D'autre part, le judaïsme rabbinique connaissait quatre sens (Pardes) pour interpréter la Bible
hébraïque : peshat (évident, littéral), remez (allusif), drash (interprétatif),
et sod (secret/mystique). Par exemple, le sens littéral (peshat) s'avérait souvent insuffisant
pour comprendre en profondeur le sens des textes sacrés.
La kabbale, dès Eléazar de Worms et Abraham Aboulafia (vers 1290), a développé la science
des lettres (hokhmat ha-zeruf) et ses trois procédés pour déchiffrer la Torah[13].

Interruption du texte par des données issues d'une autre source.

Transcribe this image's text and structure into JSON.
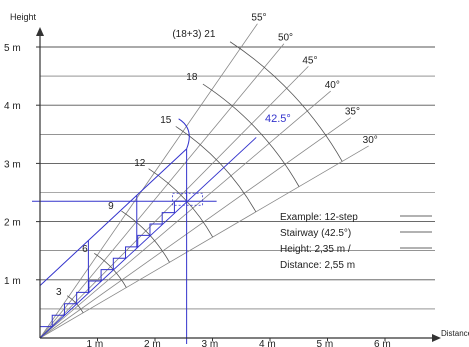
{
  "chart_data": {
    "type": "diagram",
    "ylabel": "Height",
    "xlabel": "Distance",
    "y_ticks": [
      "1 m",
      "2 m",
      "3 m",
      "4 m",
      "5 m"
    ],
    "x_ticks": [
      "1 m",
      "2 m",
      "3 m",
      "4 m",
      "5 m",
      "6 m"
    ],
    "angle_lines": [
      {
        "label": "30°",
        "deg": 30
      },
      {
        "label": "35°",
        "deg": 35
      },
      {
        "label": "40°",
        "deg": 40
      },
      {
        "label": "45°",
        "deg": 45
      },
      {
        "label": "50°",
        "deg": 50
      },
      {
        "label": "55°",
        "deg": 55
      }
    ],
    "step_counts": [
      {
        "label": "3",
        "steps": 3
      },
      {
        "label": "6",
        "steps": 6
      },
      {
        "label": "9",
        "steps": 9
      },
      {
        "label": "12",
        "steps": 12
      },
      {
        "label": "15",
        "steps": 15
      },
      {
        "label": "18",
        "steps": 18
      },
      {
        "label": "(18+3) 21",
        "steps": 21
      }
    ],
    "example_angle": {
      "label": "42.5°",
      "deg": 42.5
    },
    "example": {
      "lines": [
        "Example: 12-step",
        "Stairway (42.5°)",
        "Height: 2,35 m /",
        "Distance: 2,55 m"
      ],
      "height_m": 2.35,
      "distance_m": 2.55,
      "steps": 12
    },
    "colors": {
      "highlight": "#3333cc",
      "grid": "#555555",
      "rays": "#888888",
      "text": "#222222"
    }
  }
}
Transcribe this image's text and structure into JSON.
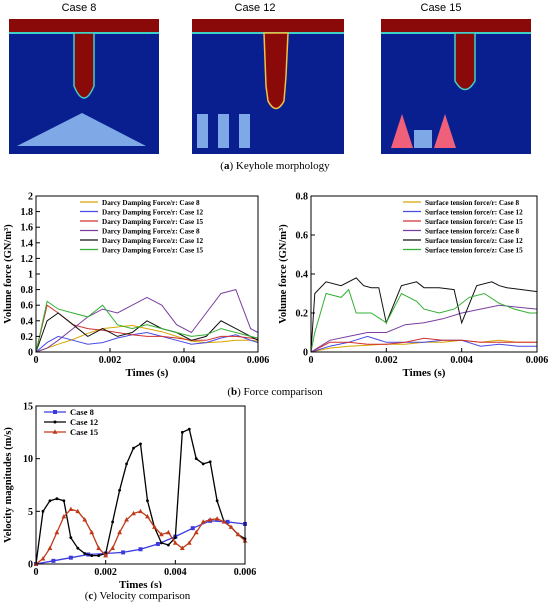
{
  "panel_a": {
    "case_titles": [
      "Case 8",
      "Case 12",
      "Case 15"
    ],
    "caption_letter": "a",
    "caption_text": "Keyhole morphology",
    "colors": {
      "field": "#0a1f8f",
      "melt": "#8a0a0a",
      "obstacle_blue": "#7fa8e6",
      "obstacle_red": "#f0607a"
    }
  },
  "panel_b_caption": {
    "letter": "b",
    "text": "Force comparison"
  },
  "panel_c_caption": {
    "letter": "c",
    "text": "Velocity comparison"
  },
  "chart_data": [
    {
      "type": "line",
      "xlabel": "Times (s)",
      "ylabel": "Volume force (GN/m³)",
      "xlim": [
        0,
        0.006
      ],
      "ylim": [
        0,
        2
      ],
      "xticks": [
        0,
        0.002,
        0.004,
        0.006
      ],
      "xtick_labels": [
        "0",
        "0.002",
        "0.004",
        "0.006"
      ],
      "yticks": [
        0,
        0.2,
        0.4,
        0.6,
        0.8,
        1,
        1.2,
        1.4,
        1.6,
        1.8,
        2
      ],
      "ytick_labels": [
        "0",
        "0.2",
        "0.4",
        "0.6",
        "0.8",
        "1",
        "1.2",
        "1.4",
        "1.6",
        "1.8",
        "2"
      ],
      "legend_position": "top-right",
      "series": [
        {
          "name": "Darcy Damping Force/r: Case 8",
          "color": "#d9a400",
          "x": [
            0,
            0.0003,
            0.0006,
            0.001,
            0.0014,
            0.0018,
            0.0022,
            0.0026,
            0.003,
            0.0034,
            0.0038,
            0.0042,
            0.0046,
            0.005,
            0.0054,
            0.0058,
            0.006
          ],
          "y": [
            0,
            0.05,
            0.1,
            0.16,
            0.24,
            0.3,
            0.32,
            0.34,
            0.3,
            0.26,
            0.2,
            0.14,
            0.12,
            0.13,
            0.15,
            0.15,
            0.14
          ]
        },
        {
          "name": "Darcy Damping Force/r: Case 12",
          "color": "#4a4ae6",
          "x": [
            0,
            0.0003,
            0.0006,
            0.001,
            0.0014,
            0.0018,
            0.0022,
            0.0026,
            0.003,
            0.0034,
            0.0038,
            0.0042,
            0.0046,
            0.005,
            0.0054,
            0.0058,
            0.006
          ],
          "y": [
            0,
            0.12,
            0.2,
            0.15,
            0.1,
            0.12,
            0.18,
            0.22,
            0.25,
            0.2,
            0.15,
            0.1,
            0.12,
            0.18,
            0.22,
            0.15,
            0.12
          ]
        },
        {
          "name": "Darcy Damping Force/r: Case 15",
          "color": "#d03030",
          "x": [
            0,
            0.0003,
            0.0006,
            0.001,
            0.0014,
            0.0018,
            0.0022,
            0.0026,
            0.003,
            0.0034,
            0.0038,
            0.0042,
            0.0046,
            0.005,
            0.0054,
            0.0058,
            0.006
          ],
          "y": [
            0,
            0.6,
            0.5,
            0.35,
            0.3,
            0.28,
            0.25,
            0.22,
            0.2,
            0.2,
            0.18,
            0.15,
            0.15,
            0.2,
            0.2,
            0.18,
            0.16
          ]
        },
        {
          "name": "Darcy Damping Force/z: Case 8",
          "color": "#7a3fa0",
          "x": [
            0,
            0.0003,
            0.0006,
            0.001,
            0.0014,
            0.0018,
            0.0022,
            0.0026,
            0.003,
            0.0034,
            0.0038,
            0.0042,
            0.0046,
            0.005,
            0.0054,
            0.0058,
            0.006
          ],
          "y": [
            0,
            0.05,
            0.15,
            0.3,
            0.45,
            0.55,
            0.5,
            0.6,
            0.7,
            0.6,
            0.35,
            0.25,
            0.5,
            0.75,
            0.8,
            0.3,
            0.25
          ]
        },
        {
          "name": "Darcy Damping Force/z: Case 12",
          "color": "#111111",
          "x": [
            0,
            0.0003,
            0.0006,
            0.001,
            0.0014,
            0.0018,
            0.0022,
            0.0026,
            0.003,
            0.0034,
            0.0038,
            0.0042,
            0.0046,
            0.005,
            0.0054,
            0.0058,
            0.006
          ],
          "y": [
            0,
            0.4,
            0.5,
            0.35,
            0.2,
            0.3,
            0.2,
            0.25,
            0.4,
            0.3,
            0.25,
            0.15,
            0.2,
            0.4,
            0.3,
            0.2,
            0.15
          ]
        },
        {
          "name": "Darcy Damping Force/z: Case 15",
          "color": "#33b033",
          "x": [
            0,
            0.0003,
            0.0006,
            0.001,
            0.0014,
            0.0018,
            0.0022,
            0.0026,
            0.003,
            0.0034,
            0.0038,
            0.0042,
            0.0046,
            0.005,
            0.0054,
            0.0058,
            0.006
          ],
          "y": [
            0,
            0.65,
            0.55,
            0.5,
            0.45,
            0.6,
            0.35,
            0.3,
            0.35,
            0.3,
            0.25,
            0.2,
            0.22,
            0.3,
            0.25,
            0.2,
            0.18
          ]
        }
      ]
    },
    {
      "type": "line",
      "xlabel": "Times (s)",
      "ylabel": "Volume force (GN/m³)",
      "xlim": [
        0,
        0.006
      ],
      "ylim": [
        0,
        0.8
      ],
      "xticks": [
        0,
        0.002,
        0.004,
        0.006
      ],
      "xtick_labels": [
        "0",
        "0.002",
        "0.004",
        "0.006"
      ],
      "yticks": [
        0,
        0.2,
        0.4,
        0.6,
        0.8
      ],
      "ytick_labels": [
        "0",
        "0.2",
        "0.4",
        "0.6",
        "0.8"
      ],
      "legend_position": "top-right",
      "series": [
        {
          "name": "Surface tension force/r: Case 8",
          "color": "#d9a400",
          "x": [
            0,
            0.0005,
            0.001,
            0.0015,
            0.002,
            0.0025,
            0.003,
            0.0035,
            0.004,
            0.0045,
            0.005,
            0.0055,
            0.006
          ],
          "y": [
            0,
            0.02,
            0.03,
            0.035,
            0.04,
            0.04,
            0.05,
            0.05,
            0.06,
            0.05,
            0.06,
            0.05,
            0.05
          ]
        },
        {
          "name": "Surface tension force/r: Case 12",
          "color": "#4a4ae6",
          "x": [
            0,
            0.0005,
            0.001,
            0.0015,
            0.002,
            0.0025,
            0.003,
            0.0035,
            0.004,
            0.0045,
            0.005,
            0.0055,
            0.006
          ],
          "y": [
            0,
            0.03,
            0.05,
            0.08,
            0.05,
            0.05,
            0.05,
            0.06,
            0.06,
            0.03,
            0.04,
            0.03,
            0.03
          ]
        },
        {
          "name": "Surface tension force/r: Case 15",
          "color": "#d03030",
          "x": [
            0,
            0.0005,
            0.001,
            0.0015,
            0.002,
            0.0025,
            0.003,
            0.0035,
            0.004,
            0.0045,
            0.005,
            0.0055,
            0.006
          ],
          "y": [
            0,
            0.05,
            0.05,
            0.04,
            0.04,
            0.05,
            0.07,
            0.06,
            0.06,
            0.05,
            0.05,
            0.05,
            0.05
          ]
        },
        {
          "name": "Surface tension force/z: Case 8",
          "color": "#7a3fa0",
          "x": [
            0,
            0.0005,
            0.001,
            0.0015,
            0.002,
            0.0025,
            0.003,
            0.0035,
            0.004,
            0.0045,
            0.005,
            0.0055,
            0.006
          ],
          "y": [
            0,
            0.06,
            0.08,
            0.1,
            0.1,
            0.14,
            0.15,
            0.17,
            0.2,
            0.22,
            0.24,
            0.23,
            0.22
          ]
        },
        {
          "name": "Surface tension force/z: Case 12",
          "color": "#111111",
          "x": [
            0,
            0.0001,
            0.0004,
            0.0008,
            0.0012,
            0.0014,
            0.0016,
            0.0018,
            0.002,
            0.0024,
            0.0028,
            0.003,
            0.0034,
            0.0038,
            0.004,
            0.0044,
            0.0048,
            0.005,
            0.0052,
            0.0056,
            0.006
          ],
          "y": [
            0,
            0.3,
            0.36,
            0.34,
            0.38,
            0.34,
            0.33,
            0.33,
            0.15,
            0.34,
            0.36,
            0.33,
            0.33,
            0.32,
            0.15,
            0.34,
            0.36,
            0.34,
            0.33,
            0.32,
            0.31
          ]
        },
        {
          "name": "Surface tension force/z: Case 15",
          "color": "#33b033",
          "x": [
            0,
            0.0001,
            0.0004,
            0.0008,
            0.001,
            0.0012,
            0.0016,
            0.002,
            0.0024,
            0.0028,
            0.003,
            0.0034,
            0.0038,
            0.0042,
            0.0046,
            0.005,
            0.0054,
            0.0058,
            0.006
          ],
          "y": [
            0,
            0.1,
            0.3,
            0.28,
            0.32,
            0.2,
            0.2,
            0.15,
            0.3,
            0.26,
            0.22,
            0.2,
            0.22,
            0.28,
            0.3,
            0.25,
            0.22,
            0.2,
            0.2
          ]
        }
      ]
    },
    {
      "type": "line",
      "xlabel": "Times (s)",
      "ylabel": "Velocity magnitudes (m/s)",
      "xlim": [
        0,
        0.006
      ],
      "ylim": [
        0,
        15
      ],
      "xticks": [
        0,
        0.002,
        0.004,
        0.006
      ],
      "xtick_labels": [
        "0",
        "0.002",
        "0.004",
        "0.006"
      ],
      "yticks": [
        0,
        5,
        10,
        15
      ],
      "ytick_labels": [
        "0",
        "5",
        "10",
        "15"
      ],
      "legend_position": "top-left",
      "series": [
        {
          "name": "Case 8",
          "color": "#3a3ae0",
          "marker": "square",
          "x": [
            0,
            0.0005,
            0.001,
            0.0015,
            0.002,
            0.0025,
            0.003,
            0.0035,
            0.004,
            0.0045,
            0.005,
            0.0055,
            0.006
          ],
          "y": [
            0,
            0.3,
            0.6,
            0.9,
            1.0,
            1.1,
            1.4,
            1.9,
            2.6,
            3.4,
            4.1,
            4.0,
            3.8
          ]
        },
        {
          "name": "Case 12",
          "color": "#000000",
          "marker": "dot",
          "x": [
            0,
            0.0002,
            0.0004,
            0.0006,
            0.0008,
            0.001,
            0.0012,
            0.0014,
            0.0016,
            0.0018,
            0.002,
            0.0022,
            0.0024,
            0.0026,
            0.0028,
            0.003,
            0.0032,
            0.0034,
            0.0036,
            0.0038,
            0.004,
            0.0042,
            0.0044,
            0.0046,
            0.0048,
            0.005,
            0.0052,
            0.0054,
            0.0056,
            0.0058,
            0.006
          ],
          "y": [
            0,
            5.0,
            6.0,
            6.2,
            6.0,
            2.5,
            1.5,
            1.0,
            0.8,
            0.8,
            1.0,
            4.0,
            7.0,
            9.5,
            11.0,
            11.4,
            6.0,
            3.5,
            2.0,
            1.8,
            2.5,
            12.5,
            12.8,
            10.0,
            9.5,
            9.7,
            6.0,
            4.0,
            3.5,
            2.8,
            2.4
          ]
        },
        {
          "name": "Case 15",
          "color": "#c03a1a",
          "marker": "triangle",
          "x": [
            0,
            0.0002,
            0.0004,
            0.0006,
            0.0008,
            0.001,
            0.0012,
            0.0014,
            0.0016,
            0.0018,
            0.002,
            0.0022,
            0.0024,
            0.0026,
            0.0028,
            0.003,
            0.0032,
            0.0034,
            0.0036,
            0.0038,
            0.004,
            0.0042,
            0.0044,
            0.0046,
            0.0048,
            0.005,
            0.0052,
            0.0054,
            0.0056,
            0.0058,
            0.006
          ],
          "y": [
            0,
            0.5,
            1.5,
            3.0,
            4.5,
            5.2,
            5.0,
            4.2,
            3.0,
            1.5,
            0.8,
            1.5,
            3.0,
            4.2,
            4.8,
            5.0,
            4.5,
            3.5,
            2.8,
            3.0,
            2.0,
            1.5,
            2.0,
            3.0,
            4.0,
            4.2,
            4.3,
            4.0,
            3.5,
            2.8,
            2.2
          ]
        }
      ]
    }
  ]
}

1. La gematria dévoile la valeur numérique d'un mot ou d'une phrase pour révéler les
équivalences avec les mots ou les phrases d'égale valeur. Selon J. Gikatella (mort en
1325), Echad (Un) vaut 13 (1 + 8 + 4) et, comme tel, il équivaut à Ahabah (Amour) (1 + 5 + 2
+ 5).
2. Le notarikon permet, à partir des lettres d'un mot (initiales, médianes, terminales), de
construire des phrases consistant en des mots dont les initiales, mises bout à bout,
reconstituent le mot d'origine, et donc en révèlent les significations secrètes. Ainsi, le
nom Adam, formé des lettres alef, dalet, mem, renvoie à Adam, David, Messiah (Messie) pour
dire qu'Adam engendrera David et de la lignée de David viendra le Messie.
3. La temura consiste à substituer chaque lettre d'un mot ou d'un groupe de mots à une autre
lettre conformément à un système de substitution. Par exemple, Bavel, "Babylone"
devient Shéshak dans Jérémie XXV, 26, si la lettre tav (la dernière de l'alphabet)
remplace sin (l'avant-dernière) et ainsi de suite.